No. No me importa que sea en las mismas Conchinchinas, en Timbuktú o en el pueblito que está al lado. Con la condición de que sea de escritor bueno y genuino. Puedo escribir en inglés, en francés, en italiano y un poco en japonés, pero para esos idiomas requeriré una básica corrección de grama y de estilo.

Para el idioma en que me pinto solo, es para éste en el que escribo con frecuencia y con ahínco de chamaco que todavía no ha conocido dama.

Prometo entregar trabajos llenos de sentimientos y emociones que hagan al lector jalarse de los pelos, brincar de gusto o suicidarse por una depre profunda e irremontable. También puedo escribir series de esas de Netflix que hacen que los videntes pierdan la conciencia de las horas y se queden atados a su tablet, tele, o cel, por días y semanas; sólo denme el argumento inicial y la idea de lo que sigue de la trama, que yo inventaré personajes que parezcan sanos y normales, pero que por dentro están llenos de manías, fobias y esquizofrenias, bien disimuladas que los hagan parecer caballeros impecables o damas refinadas; y así en un descuido inesperado saquen todas sus maldades y hagan de las suyas con la chica ingenua, con el mozo distraído, y se llegue a un final de esos que nadie se esperaba.

También sé escribir historias tiernas para esas amas de casa que prenden su tele o su tablet mientras lavan los trastes o barren la casa, churros plañideros y hasta bobos que prenden a cualquiera, porque todooos traemos dentro, un niño inocente o una jovencita que todavía cree en los encantos y en las hadas.
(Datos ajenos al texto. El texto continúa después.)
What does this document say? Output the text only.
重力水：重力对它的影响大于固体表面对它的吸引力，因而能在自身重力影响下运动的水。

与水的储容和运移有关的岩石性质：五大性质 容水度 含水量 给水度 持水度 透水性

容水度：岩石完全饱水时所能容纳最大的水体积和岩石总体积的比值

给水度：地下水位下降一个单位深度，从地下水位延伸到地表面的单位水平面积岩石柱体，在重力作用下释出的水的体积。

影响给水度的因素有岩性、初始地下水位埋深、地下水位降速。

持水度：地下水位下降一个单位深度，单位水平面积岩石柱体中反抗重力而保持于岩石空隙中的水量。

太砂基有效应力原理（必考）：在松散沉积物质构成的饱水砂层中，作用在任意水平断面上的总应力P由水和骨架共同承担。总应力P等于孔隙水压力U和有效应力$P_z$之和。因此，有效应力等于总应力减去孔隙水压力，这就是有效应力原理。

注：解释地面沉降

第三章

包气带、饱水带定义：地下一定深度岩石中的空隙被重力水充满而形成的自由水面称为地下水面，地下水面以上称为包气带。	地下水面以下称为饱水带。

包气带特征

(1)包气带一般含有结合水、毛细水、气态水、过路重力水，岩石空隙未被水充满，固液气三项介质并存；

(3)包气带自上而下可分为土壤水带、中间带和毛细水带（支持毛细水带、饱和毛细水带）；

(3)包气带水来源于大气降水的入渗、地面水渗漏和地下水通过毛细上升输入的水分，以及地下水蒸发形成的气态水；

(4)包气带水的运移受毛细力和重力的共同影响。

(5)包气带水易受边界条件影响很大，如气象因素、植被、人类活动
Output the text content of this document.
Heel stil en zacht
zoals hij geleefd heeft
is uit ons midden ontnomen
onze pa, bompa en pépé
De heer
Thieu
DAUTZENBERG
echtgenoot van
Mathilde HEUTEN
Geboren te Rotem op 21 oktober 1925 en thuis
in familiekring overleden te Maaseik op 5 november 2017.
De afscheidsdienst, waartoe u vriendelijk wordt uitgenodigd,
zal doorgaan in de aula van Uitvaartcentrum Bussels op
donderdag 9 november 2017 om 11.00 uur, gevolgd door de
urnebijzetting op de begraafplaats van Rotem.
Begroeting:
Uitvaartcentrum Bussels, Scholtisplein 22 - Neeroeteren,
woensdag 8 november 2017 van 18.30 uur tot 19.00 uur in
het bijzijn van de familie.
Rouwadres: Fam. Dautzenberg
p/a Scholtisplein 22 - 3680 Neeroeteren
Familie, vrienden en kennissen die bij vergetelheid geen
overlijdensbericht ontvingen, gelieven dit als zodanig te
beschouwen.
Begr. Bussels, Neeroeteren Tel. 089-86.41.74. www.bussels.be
Para estas historias me reservo un asesinado imprevisto o un chisme grande, para que no sea plana, para que todo no sea miel sobre hojuelas escarchadas.

Lo erótico también se me da, tanto, que a veces me contengo porque caigo en lo vulgar y en lo profano, y miren que esos textos los disfruto y hasta podría escribir de a gratis, sólo necesito que me den cama, leche y pan y yo no cobro. Si me esfuerzo, me queda un texto que... ¡Válgame Dios! Hasta el Marqués de Sade se ruborizaría. Eso sí, sin llegar a la descripción a detalle de todo lo bonito que es eso de ejercer el sexo; porque yo de eso no sé nada, todo lo he leído en libros del corazón y lo deduzco de lo que me cuentan mis amigos. De aquí ya no digo nada. Lo dejo a discreción de quien me contrate, que yo sólo seguiré sus instrucciones para bajarle o subirle al color, y sabor de esas escenas que casi todos conocemos.

Y pues sí... Estoy buscando chamba de escritor... o si no, aunque sea de escribano.